Chilean politician and psychologist

Natalia Odette Riffo Alonso (born 24 July 1971) is a Chilean politician and psychologist who was minister of the second government of Michelle Bachelet (2014−2018).

==Early life and education==
Riffo is the daughter of Ramón Francisco Riffo Olivares, a police detective, and Gladys Odette Alonso Donat, a psychologist.

She is married to sociologist Álvaro Riffo Ramos, with whom she has two children.

Riffo completed her primary education at Darío Salas School in San Pedro de la Paz and her secondary education at Colegio Inmaculada Concepción. She later studied psychology at the University of Concepción, where she earned her professional degree. She also completed studies in criminology and security at the Central University of Chile and obtained a master's degree in forensic psychology from Lusófona University of Porto in Portugal.

==Political career==
Riffo began her public-sector career working in the "Safe Community" programme in San Pedro de la Paz. During the administration of President Ricardo Lagos, she served as head of human resources for National Health Fund (FONASA) in the Biobío Region. Between 2009 and 2010, she was national head of crime and delinquency prevention, and from 2011 to 2013 worked in the Ministry of the Interior's Critical Neighbourhood Public Security Programme before becoming a public security adviser to the Municipality of Santiago Centro.
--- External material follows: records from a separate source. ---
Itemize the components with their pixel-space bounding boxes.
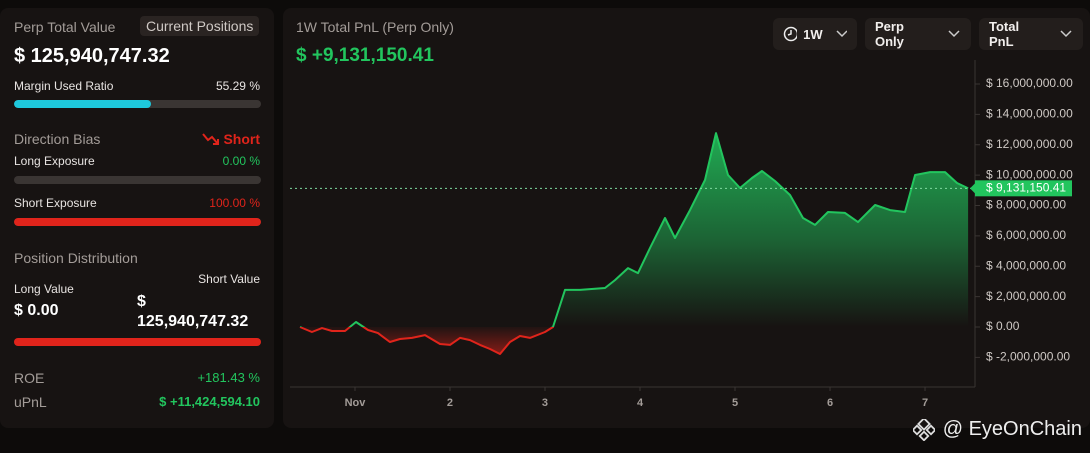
range-button[interactable]: 1W	[773, 18, 857, 50]
y-tick-label: $ 16,000,000.00	[986, 76, 1073, 90]
x-tick-label: Nov	[345, 397, 367, 409]
margin-bar	[14, 100, 151, 108]
x-tick-label: 4	[637, 397, 644, 409]
current-value-badge	[975, 180, 1072, 197]
long-exposure: 0.00 %	[222, 154, 260, 168]
long-track	[14, 176, 261, 184]
y-tick-label: $ 4,000,000.00	[986, 258, 1066, 272]
margin-label: Margin Used Ratio	[14, 79, 114, 93]
badge-arrow	[970, 183, 975, 194]
roe-label: ROE	[14, 370, 45, 386]
short-bar	[14, 218, 261, 226]
long-label: Long Exposure	[14, 154, 95, 168]
short-value-label: Short Value	[198, 272, 260, 286]
y-tick-label: $ 0.00	[986, 319, 1020, 333]
short-track	[14, 218, 261, 226]
upnl-label: uPnL	[14, 394, 47, 410]
long-value-label: Long Value	[14, 282, 74, 296]
distribution-bar	[14, 338, 261, 346]
button-label: Total PnL	[989, 19, 1020, 49]
upnl-value: $ +11,424,594.10	[159, 394, 260, 409]
bias-label: Direction Bias	[14, 131, 101, 147]
long-value: $ 0.00	[14, 302, 59, 319]
y-tick-label: $ -2,000,000.00	[986, 350, 1070, 364]
watermark: @ EyeOnChain	[912, 418, 1082, 441]
y-tick-label: $ 6,000,000.00	[986, 228, 1066, 242]
clock-icon	[783, 26, 798, 42]
short-value: $ 125,940,747.32	[137, 293, 249, 330]
y-tick-label: $ 14,000,000.00	[986, 107, 1073, 121]
metric-button[interactable]: Total PnL	[979, 18, 1083, 50]
watermark-logo	[912, 418, 935, 441]
chevron	[948, 30, 960, 38]
y-tick-label: $ 12,000,000.00	[986, 137, 1073, 151]
x-tick-label: 7	[922, 397, 928, 409]
panel-title: Perp Total Value	[14, 19, 116, 35]
x-tick-label: 5	[732, 397, 738, 409]
chevron	[836, 30, 847, 38]
positions-panel: Perp Total Value Current Positions $ 125…	[0, 8, 274, 428]
pnl-area	[300, 133, 969, 354]
pnl-title: 1W Total PnL (Perp Only)	[296, 19, 454, 35]
watermark-text: @ EyeOnChain	[942, 418, 1082, 440]
distribution-label: Position Distribution	[14, 250, 138, 266]
pnl-line	[299, 132, 969, 355]
margin-track	[14, 100, 261, 108]
short-exposure: 100.00 %	[209, 196, 260, 210]
bias-value: Short	[223, 131, 260, 147]
tab[interactable]: Current Positions	[140, 16, 260, 36]
x-tick-label: 6	[827, 397, 833, 409]
y-tick-label: $ 2,000,000.00	[986, 289, 1066, 303]
chevron	[1060, 30, 1072, 38]
y-tick-label: $ 10,000,000.00	[986, 167, 1073, 181]
roe-value: +181.43 %	[197, 370, 260, 385]
margin-value: 55.29 %	[215, 79, 260, 93]
button-label: Perp Only	[875, 19, 904, 49]
total-value: $ 125,940,747.32	[14, 45, 170, 67]
short-label: Short Exposure	[14, 196, 97, 210]
scope-button[interactable]: Perp Only	[865, 18, 971, 50]
current-value-label: $ 9,131,150.41	[986, 180, 1066, 194]
down-trend-icon	[202, 133, 219, 145]
pnl-total: $ +9,131,150.41	[296, 45, 434, 66]
x-tick-label: 3	[542, 397, 548, 409]
button-label: 1W	[803, 26, 823, 42]
y-tick-label: $ 8,000,000.00	[986, 198, 1066, 212]
x-tick-label: 2	[447, 397, 453, 409]
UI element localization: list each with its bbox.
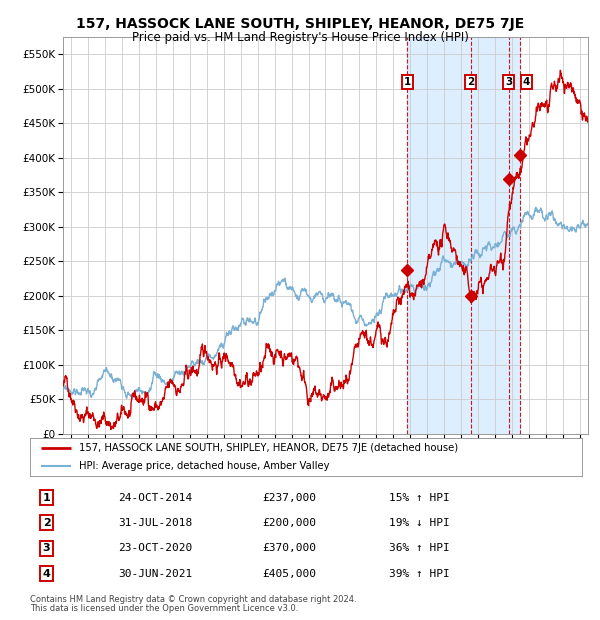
Text: 157, HASSOCK LANE SOUTH, SHIPLEY, HEANOR, DE75 7JE (detached house): 157, HASSOCK LANE SOUTH, SHIPLEY, HEANOR… bbox=[79, 443, 458, 453]
Text: Price paid vs. HM Land Registry's House Price Index (HPI): Price paid vs. HM Land Registry's House … bbox=[131, 31, 469, 44]
Text: 31-JUL-2018: 31-JUL-2018 bbox=[118, 518, 193, 528]
Text: 4: 4 bbox=[523, 77, 530, 87]
Text: 15% ↑ HPI: 15% ↑ HPI bbox=[389, 492, 449, 503]
Text: 19% ↓ HPI: 19% ↓ HPI bbox=[389, 518, 449, 528]
Text: £200,000: £200,000 bbox=[262, 518, 316, 528]
Text: HPI: Average price, detached house, Amber Valley: HPI: Average price, detached house, Ambe… bbox=[79, 461, 329, 471]
Text: 4: 4 bbox=[43, 569, 50, 578]
Bar bbox=[407, 37, 520, 434]
Text: 3: 3 bbox=[43, 543, 50, 553]
Text: 1: 1 bbox=[404, 77, 411, 87]
Text: 30-JUN-2021: 30-JUN-2021 bbox=[118, 569, 193, 578]
Text: 2: 2 bbox=[43, 518, 50, 528]
Text: 2: 2 bbox=[467, 77, 475, 87]
Text: 24-OCT-2014: 24-OCT-2014 bbox=[118, 492, 193, 503]
Text: 23-OCT-2020: 23-OCT-2020 bbox=[118, 543, 193, 553]
Text: £370,000: £370,000 bbox=[262, 543, 316, 553]
Text: 39% ↑ HPI: 39% ↑ HPI bbox=[389, 569, 449, 578]
Text: £237,000: £237,000 bbox=[262, 492, 316, 503]
Text: 1: 1 bbox=[43, 492, 50, 503]
Text: 36% ↑ HPI: 36% ↑ HPI bbox=[389, 543, 449, 553]
Text: Contains HM Land Registry data © Crown copyright and database right 2024.: Contains HM Land Registry data © Crown c… bbox=[30, 595, 356, 604]
Text: 3: 3 bbox=[505, 77, 512, 87]
Text: This data is licensed under the Open Government Licence v3.0.: This data is licensed under the Open Gov… bbox=[30, 604, 298, 613]
Text: 157, HASSOCK LANE SOUTH, SHIPLEY, HEANOR, DE75 7JE: 157, HASSOCK LANE SOUTH, SHIPLEY, HEANOR… bbox=[76, 17, 524, 32]
Text: £405,000: £405,000 bbox=[262, 569, 316, 578]
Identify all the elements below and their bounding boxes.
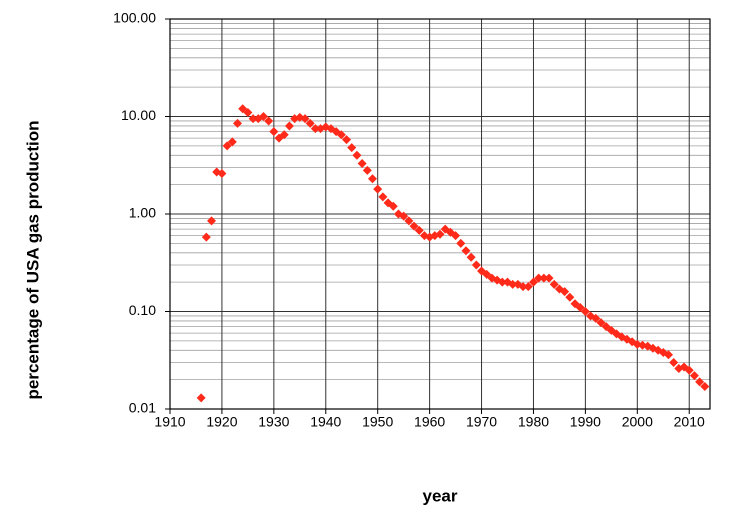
data-point [508,279,518,289]
data-point [404,216,414,226]
data-point [596,318,606,328]
x-tick-label: 1910 [154,414,185,430]
plot-border [169,18,711,410]
data-point [539,273,549,283]
data-point [362,165,372,175]
data-point [497,277,507,287]
data-point [373,184,383,194]
data-point [378,192,388,202]
data-point [663,350,673,360]
y-tick-label: 0.10 [129,302,156,318]
data-point [248,114,258,124]
data-point [321,122,331,132]
data-point [233,118,242,128]
data-point [544,273,554,283]
data-point [352,150,362,160]
data-point [284,121,294,131]
data-point [357,158,367,168]
data-point [560,287,570,297]
data-point [456,238,466,248]
x-tick-label: 1940 [310,414,341,430]
data-point [243,107,253,117]
data-point [471,260,481,270]
data-point [227,137,237,147]
y-tick-label: 10.00 [121,107,156,123]
data-point [580,307,590,316]
data-point [399,211,409,221]
data-point [700,382,710,392]
data-point [316,124,326,134]
x-tick-label: 1950 [362,414,393,430]
data-point [414,225,424,235]
data-point [258,112,268,121]
data-point [695,377,705,387]
x-tick-label: 1980 [518,414,549,430]
data-point [264,116,274,126]
data-point [305,118,315,128]
data-point [435,229,445,239]
data-point [201,232,211,242]
x-tick-label: 2000 [622,414,653,430]
data-point [222,141,232,151]
data-point [466,252,476,262]
x-tick-label: 2010 [674,414,705,430]
data-point [565,292,575,302]
data-point [669,357,679,367]
data-point [347,143,357,153]
data-point [534,273,544,283]
data-point [451,231,461,241]
data-point [300,114,310,124]
data-point [196,393,206,403]
y-tick-label: 100.00 [113,10,156,26]
x-tick-label: 1930 [258,414,289,430]
data-point [279,130,289,140]
x-tick-label: 1990 [570,414,601,430]
data-point [549,279,559,289]
y-tick-label: 1.00 [129,205,156,221]
data-point [207,216,217,226]
data-point [591,313,601,323]
y-tick-label: 0.01 [129,400,156,416]
x-tick-label: 1920 [206,414,237,430]
data-point [388,201,398,211]
data-point [336,130,346,140]
data-point [461,246,471,256]
x-tick-label: 1970 [466,414,497,430]
data-point [684,365,694,375]
data-point [217,169,227,179]
data-point [269,127,279,137]
data-point [523,282,533,292]
data-point [342,135,352,145]
data-point [689,371,699,381]
data-point [409,221,419,231]
x-tick-label: 1960 [414,414,445,430]
data-point [528,277,538,287]
data-point [310,124,320,134]
y-axis-label: percentage of USA gas production [23,121,42,400]
data-point [518,282,528,292]
data-point [575,302,585,312]
data-point [368,174,377,184]
x-axis-label: year [423,486,458,505]
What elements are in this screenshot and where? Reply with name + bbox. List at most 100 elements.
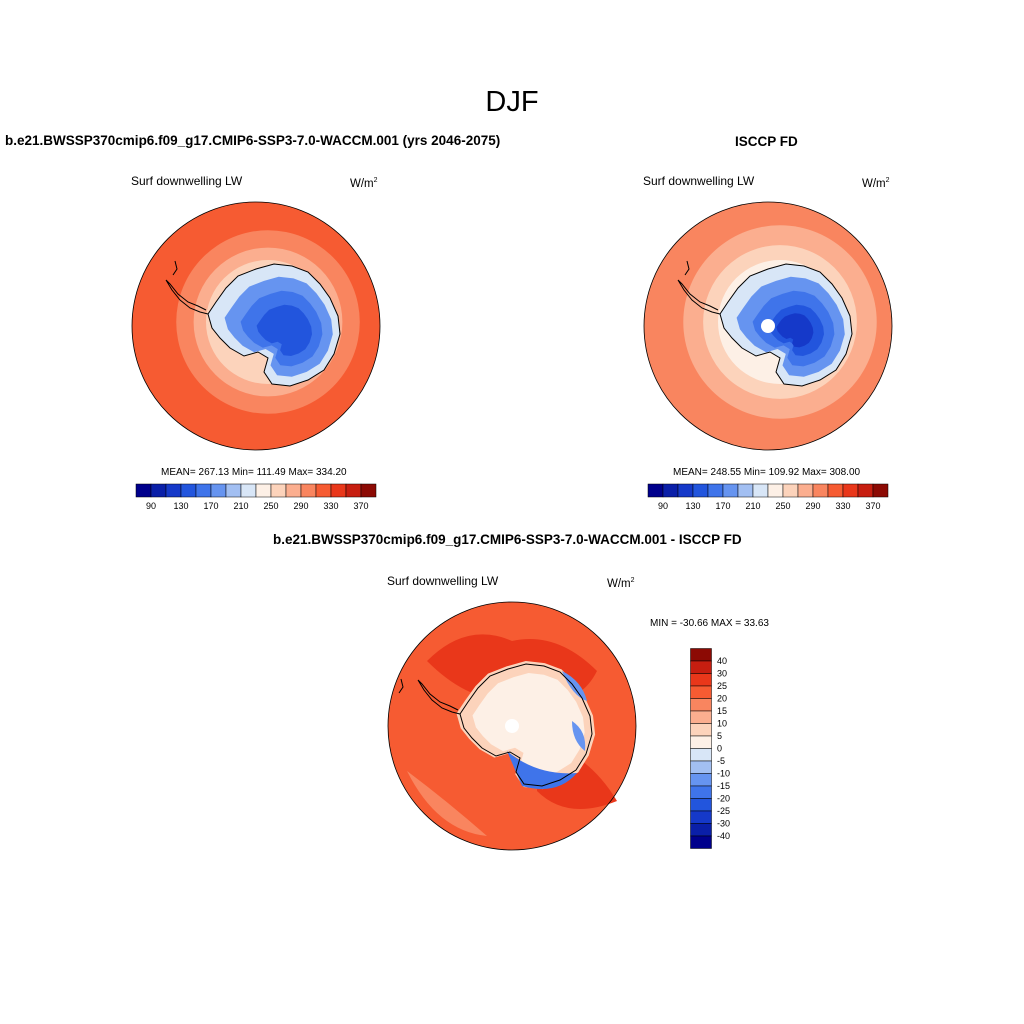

In January 2014, President-elect Michelle Bachelet appointed Riffo Minister of Sport, making her the first woman to hold the office. Her appointment initially attracted attention because of her limited professional background in sports administration. She assumed office while the South American Games were being held in Santiago. She remained in office until November 2016.

Between July 2021 and November 2022, Riffo served as executive director of the Municipal Sports Corporation of Ñuñoa under the administration of mayor Emilia Ríos.

On 1 December 2022, she was appointed national director of the National Service for the Prevention and Rehabilitation of Drug and Alcohol Consumption (SENDA) through Chile's Senior Public Management System (Chile)|Senior Public Management System. The agency operates under the Ministry of the Interior.